Like has become much more than just a positive reaction toward a post or update; it has evolved into a feedback toward the person her/himself. As a rule of thumb, the more likes you get, the more loved you’ll feel. In fact, according to anthropologist Krystal D’Costa, the like button has become so influential as a tool, that it can boost or shatter one’s ego—in effect, it has become “an extension of one’s digital personal.” Not only that, but other researchers have shown that like-based communication actually decreases the feeling of loneliness, as it conveys a sense of empathy and caring.

From the sender’s perspective, sending a like can have the same effect as smiling or saying a kind word to someone. It is basically a really easy, low-cost way to communicate positive feedback.

Social networks have become an accessory. A bit like that must-have bag, trainers or gadget. They say something about us. Actually they say a lot about us. People use them to put the best version of themselves out there. In fact for many, it’s the version of themselves they aspire to be.

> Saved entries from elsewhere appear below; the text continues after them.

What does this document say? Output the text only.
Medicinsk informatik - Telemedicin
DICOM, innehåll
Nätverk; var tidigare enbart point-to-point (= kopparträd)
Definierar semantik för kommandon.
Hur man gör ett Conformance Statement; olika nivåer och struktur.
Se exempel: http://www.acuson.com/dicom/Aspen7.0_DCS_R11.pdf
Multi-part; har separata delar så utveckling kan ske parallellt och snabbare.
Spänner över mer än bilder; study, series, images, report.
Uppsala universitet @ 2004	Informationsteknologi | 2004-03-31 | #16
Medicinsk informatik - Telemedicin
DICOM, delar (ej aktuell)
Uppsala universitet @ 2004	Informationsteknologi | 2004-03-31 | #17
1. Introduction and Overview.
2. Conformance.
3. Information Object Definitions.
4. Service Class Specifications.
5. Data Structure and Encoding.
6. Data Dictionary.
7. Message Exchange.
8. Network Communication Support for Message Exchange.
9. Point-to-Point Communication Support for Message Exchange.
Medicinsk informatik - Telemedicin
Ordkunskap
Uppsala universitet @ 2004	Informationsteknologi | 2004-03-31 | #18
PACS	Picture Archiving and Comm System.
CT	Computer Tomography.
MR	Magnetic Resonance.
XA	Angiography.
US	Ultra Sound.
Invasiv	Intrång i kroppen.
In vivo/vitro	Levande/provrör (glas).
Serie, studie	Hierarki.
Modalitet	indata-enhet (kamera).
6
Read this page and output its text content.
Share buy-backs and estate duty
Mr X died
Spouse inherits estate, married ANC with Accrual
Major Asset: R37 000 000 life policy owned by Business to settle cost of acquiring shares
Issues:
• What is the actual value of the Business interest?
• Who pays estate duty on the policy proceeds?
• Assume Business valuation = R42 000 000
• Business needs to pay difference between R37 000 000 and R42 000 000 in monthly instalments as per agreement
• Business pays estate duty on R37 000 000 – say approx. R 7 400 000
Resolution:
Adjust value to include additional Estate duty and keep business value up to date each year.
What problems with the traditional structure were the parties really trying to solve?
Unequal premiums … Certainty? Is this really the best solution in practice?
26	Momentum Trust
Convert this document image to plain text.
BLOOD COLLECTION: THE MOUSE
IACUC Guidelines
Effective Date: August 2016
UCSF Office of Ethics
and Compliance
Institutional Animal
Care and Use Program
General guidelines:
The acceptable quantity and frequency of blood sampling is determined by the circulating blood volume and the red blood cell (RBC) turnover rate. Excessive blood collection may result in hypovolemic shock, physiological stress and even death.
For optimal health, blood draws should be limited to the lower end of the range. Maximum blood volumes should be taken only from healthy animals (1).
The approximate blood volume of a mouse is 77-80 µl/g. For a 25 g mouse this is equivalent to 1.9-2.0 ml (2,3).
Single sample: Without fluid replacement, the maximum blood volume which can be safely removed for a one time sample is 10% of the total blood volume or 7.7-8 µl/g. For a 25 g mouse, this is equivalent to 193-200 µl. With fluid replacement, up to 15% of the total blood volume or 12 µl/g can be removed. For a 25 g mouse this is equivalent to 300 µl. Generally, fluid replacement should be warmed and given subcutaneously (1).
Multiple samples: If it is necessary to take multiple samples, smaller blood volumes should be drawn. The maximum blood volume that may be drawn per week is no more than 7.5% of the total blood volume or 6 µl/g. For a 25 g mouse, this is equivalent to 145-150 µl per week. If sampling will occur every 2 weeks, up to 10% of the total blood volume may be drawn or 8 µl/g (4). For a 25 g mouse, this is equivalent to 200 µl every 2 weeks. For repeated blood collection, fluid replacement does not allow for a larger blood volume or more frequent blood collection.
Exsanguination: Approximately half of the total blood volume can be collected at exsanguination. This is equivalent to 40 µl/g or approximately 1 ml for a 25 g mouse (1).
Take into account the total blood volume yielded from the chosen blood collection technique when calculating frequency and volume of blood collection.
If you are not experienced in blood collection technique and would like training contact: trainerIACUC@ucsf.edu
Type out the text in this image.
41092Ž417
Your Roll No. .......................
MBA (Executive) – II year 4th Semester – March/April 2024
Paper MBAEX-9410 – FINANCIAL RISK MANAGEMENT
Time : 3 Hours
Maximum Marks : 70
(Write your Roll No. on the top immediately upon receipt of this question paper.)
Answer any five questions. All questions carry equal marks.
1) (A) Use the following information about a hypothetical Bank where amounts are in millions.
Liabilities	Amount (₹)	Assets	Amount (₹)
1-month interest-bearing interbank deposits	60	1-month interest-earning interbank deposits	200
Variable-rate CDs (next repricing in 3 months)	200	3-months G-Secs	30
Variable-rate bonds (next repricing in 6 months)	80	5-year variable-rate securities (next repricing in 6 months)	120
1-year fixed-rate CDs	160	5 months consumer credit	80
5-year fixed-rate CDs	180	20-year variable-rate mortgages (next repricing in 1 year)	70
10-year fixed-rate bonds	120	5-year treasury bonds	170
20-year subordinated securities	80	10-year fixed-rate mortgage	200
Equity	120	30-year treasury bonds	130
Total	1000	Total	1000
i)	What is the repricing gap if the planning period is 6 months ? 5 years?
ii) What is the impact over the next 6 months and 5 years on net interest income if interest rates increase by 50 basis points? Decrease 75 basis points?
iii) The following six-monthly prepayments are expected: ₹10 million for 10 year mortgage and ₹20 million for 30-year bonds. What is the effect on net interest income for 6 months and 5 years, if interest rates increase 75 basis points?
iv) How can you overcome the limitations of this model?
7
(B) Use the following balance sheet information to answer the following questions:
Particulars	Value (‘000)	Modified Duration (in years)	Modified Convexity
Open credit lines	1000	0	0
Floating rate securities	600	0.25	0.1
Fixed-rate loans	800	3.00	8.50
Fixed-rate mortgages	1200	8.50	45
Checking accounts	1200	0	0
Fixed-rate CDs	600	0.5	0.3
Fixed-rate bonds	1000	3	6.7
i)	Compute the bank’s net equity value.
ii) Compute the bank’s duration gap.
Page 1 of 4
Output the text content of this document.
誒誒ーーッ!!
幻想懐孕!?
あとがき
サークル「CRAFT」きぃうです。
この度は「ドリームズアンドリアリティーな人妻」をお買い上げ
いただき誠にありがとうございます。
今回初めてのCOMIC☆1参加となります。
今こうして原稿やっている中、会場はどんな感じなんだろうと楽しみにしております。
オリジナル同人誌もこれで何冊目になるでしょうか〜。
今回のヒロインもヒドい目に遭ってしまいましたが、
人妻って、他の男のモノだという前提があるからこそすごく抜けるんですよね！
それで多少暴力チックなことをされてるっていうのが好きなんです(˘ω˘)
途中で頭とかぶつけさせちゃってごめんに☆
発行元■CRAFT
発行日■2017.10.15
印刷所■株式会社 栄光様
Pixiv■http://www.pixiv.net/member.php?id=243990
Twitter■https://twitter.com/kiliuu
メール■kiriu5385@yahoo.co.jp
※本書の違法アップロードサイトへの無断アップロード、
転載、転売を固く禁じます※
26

On Instagram, we share photos of things we think are cool, helped by snazzy filters to really finish off the look. On Pinterest, we pin the stuff we aspire to be or have: clothes, homes, holidays, books, music, art.

On Twitter and Facebook we discuss the things that are important to us, from that new blockbuster movie and album or the freedom to breastfeed in public. These are all badges we wear proudly and they allow others to create an online persona.

So it stands to reason that with Facebook, people will ‘Like’ the products and services that fit a certain aspiration. The pages that align with their own self-beliefs.

The easiest way into a customer’s heart is through happiness. If you can put a smile on your customers heart you can almost sell them anything. It’s a known fact throughout the sales industry and is the reason they try to delight you with coffee and a joke when you walk on the car lot. These little gestures are all meant to make you smile. Because if you can make a customer smile, you increase the chances of selling them something.

Entertaining your customers doesn’t always mean making them laugh out loud and slap their knee in hysteria. That’s not the case at all. Entertaining your fans on Facebook means providing them with content that is relevant, timely and engaging. It means providing them with content that ties into their interests while still communicating your brands story. For example, it’s entertaining to see a brand like Skittles share the April Fool’s day joke above the same way it’s entertaining for EA SPORTS Madden NFL to share a content simply asking fans who they think should be the league MVP.

Beyond these ideas, another great tactic for creating viral Facebook posts is using reactive storytelling. Reactive storytelling is the combination of a top of mind idea and a brand relevant message that is easily shared and provides your fans with timely entertainment. An example of this was when Oreo shared a status update about the Superbowl Blackout and “Dunking in the Dark” during Halftime when the SuperDome had a power outage.

Outside of entertaining your fans is embracing the idea of ensuring that the content you share is always valuable. The value of the content you share can be measured in the feedback from your audience. If you’re sharing posts that are driving a lot of positive engagement; you can assume that the content is considered valuable to your audience. An example of valuable content is when a brand like LuLuLemon shares a tip or trick on living a healthy lifestyle. They know their audience and they know their story. The combination of those two elements create a valuable piece of content that their audience embraces.

Taking the time to understand why your clients and perspective customers are liking and engaging with posts you can use them more effectively in your online marketing. We live in a ‘liking’ culture and we cannot guarantee where it will take us. Riding the ‘happy clicking’ wave is the only way to know for sure.